Reporting and Operations
Business office staff process and collect payments, generate and prepare statements, and set up new client accounts. IT staff keep the laboratory information management system running, provide desktop support, manage the network, maintain important equipment interfaces, and ensure required regulatory reporting tools are functioning. Administrative staff provide oversight of the laboratory facility, finances, human resources, quality assurance, and communications.
Every member of the VDL plays a critical role in ensuring that our clients get the important test results, data, and scientific input needed on each submission.
One Health
While the MSU VDL does not test samples collected from humans, the tests that the Diagnostic Laboratory perform each day protect people from diseases that could be transmitted by food animals through the food chain; diseases that are spread from wildlife to humans, companion animals, and livestock by vectors such as mosquitos and ticks; and zoonotic diseases that could be transmitted by companion animals through direct contact.
Responding to the Coronavirus Pandemic
For veterinary diagnostic laboratories, massive disease outbreaks such as the highly pathogenic avian influenza outbreak in 2015 have provided harsh lessons that have changed how we prepare for such events. At the MSU VDL, we have worked with local and national agencies to drill and prepare, and in some cases, provide testing for large-scale adverse animal health events. The current pandemic has challenged us to continue testing for high-consequence diseases to protect human and animal health, while simultaneously adapting our staffing and procedures to protect our team and clients, and working to develop testing capabilities to detect the virus that causes COVID-19.
During normal operations, the MSU VDL receives between 400-800 packages daily. These could be samples from companion or farm animals; zoo, wildlife, or exotic species; or non-animal samples such as feed. When the state of Michigan implemented a Stay Home, Stay Safe order in late March, the MSU VDL asked veterinarians to submit only samples for which diagnostics play a critical role in managing or treating an animal’s illness. This came at a time when veterinarians were already beginning to scale back services in clinics to ensure better social distancing for their staff members and animal owners. Currently, submissions are down about 45% and the Laboratory is still receiving 200-300 packages per day. That is because the work we do is critical to our clients and to the patients that are entrusted to their care.

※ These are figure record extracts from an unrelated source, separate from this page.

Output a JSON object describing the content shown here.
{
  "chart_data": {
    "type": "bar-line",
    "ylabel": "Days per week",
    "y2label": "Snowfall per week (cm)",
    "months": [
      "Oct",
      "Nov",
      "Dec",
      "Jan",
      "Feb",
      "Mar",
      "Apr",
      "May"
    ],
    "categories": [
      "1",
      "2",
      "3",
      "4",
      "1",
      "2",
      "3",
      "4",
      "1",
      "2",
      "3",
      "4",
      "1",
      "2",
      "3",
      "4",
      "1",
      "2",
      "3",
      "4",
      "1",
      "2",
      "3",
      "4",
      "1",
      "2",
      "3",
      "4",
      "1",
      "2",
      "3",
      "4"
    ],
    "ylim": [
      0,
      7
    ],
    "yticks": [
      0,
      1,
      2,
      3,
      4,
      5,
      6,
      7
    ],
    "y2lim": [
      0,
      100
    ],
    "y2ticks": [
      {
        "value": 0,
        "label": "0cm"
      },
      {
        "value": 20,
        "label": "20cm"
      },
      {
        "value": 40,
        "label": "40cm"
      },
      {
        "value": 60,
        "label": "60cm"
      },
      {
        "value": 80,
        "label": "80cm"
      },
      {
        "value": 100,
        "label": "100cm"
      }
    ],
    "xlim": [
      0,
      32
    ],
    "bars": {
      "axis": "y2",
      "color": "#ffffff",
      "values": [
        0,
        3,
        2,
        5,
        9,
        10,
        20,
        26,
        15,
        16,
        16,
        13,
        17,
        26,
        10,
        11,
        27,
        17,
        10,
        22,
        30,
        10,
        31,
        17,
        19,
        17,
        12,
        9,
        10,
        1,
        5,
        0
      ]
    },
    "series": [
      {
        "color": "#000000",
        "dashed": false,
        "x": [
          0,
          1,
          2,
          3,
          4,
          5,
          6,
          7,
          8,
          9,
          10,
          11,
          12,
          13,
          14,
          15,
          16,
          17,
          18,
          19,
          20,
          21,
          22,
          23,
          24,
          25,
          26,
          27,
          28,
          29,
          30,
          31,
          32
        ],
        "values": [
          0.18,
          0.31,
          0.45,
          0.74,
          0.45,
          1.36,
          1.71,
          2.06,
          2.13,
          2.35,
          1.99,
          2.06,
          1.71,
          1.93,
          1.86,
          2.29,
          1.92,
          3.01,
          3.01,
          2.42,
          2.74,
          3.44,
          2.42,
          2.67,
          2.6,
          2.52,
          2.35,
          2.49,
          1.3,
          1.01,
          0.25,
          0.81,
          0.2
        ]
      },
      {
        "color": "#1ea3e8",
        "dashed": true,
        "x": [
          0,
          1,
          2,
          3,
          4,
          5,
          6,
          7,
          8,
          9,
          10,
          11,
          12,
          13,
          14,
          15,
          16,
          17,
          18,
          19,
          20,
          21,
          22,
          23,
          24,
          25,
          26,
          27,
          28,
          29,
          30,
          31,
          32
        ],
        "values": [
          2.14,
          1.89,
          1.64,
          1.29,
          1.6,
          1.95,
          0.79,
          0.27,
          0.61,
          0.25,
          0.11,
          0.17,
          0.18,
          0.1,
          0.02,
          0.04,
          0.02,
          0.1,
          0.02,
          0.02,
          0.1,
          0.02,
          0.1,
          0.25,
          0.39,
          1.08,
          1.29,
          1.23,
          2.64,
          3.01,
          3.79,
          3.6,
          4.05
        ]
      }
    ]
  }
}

The entire laboratory team at the MSU VDL contributes to our mission to protect, investigate, educate, and collaborate. Whether they are in a lab coat or at a desk, every team member directly or indirectly supports our ability to get results to clients throughout Michigan, across the United States, and around the world. We continue to do this important work in the face of current challenges, and will certainly face new ones in the future. We are here and we are ready.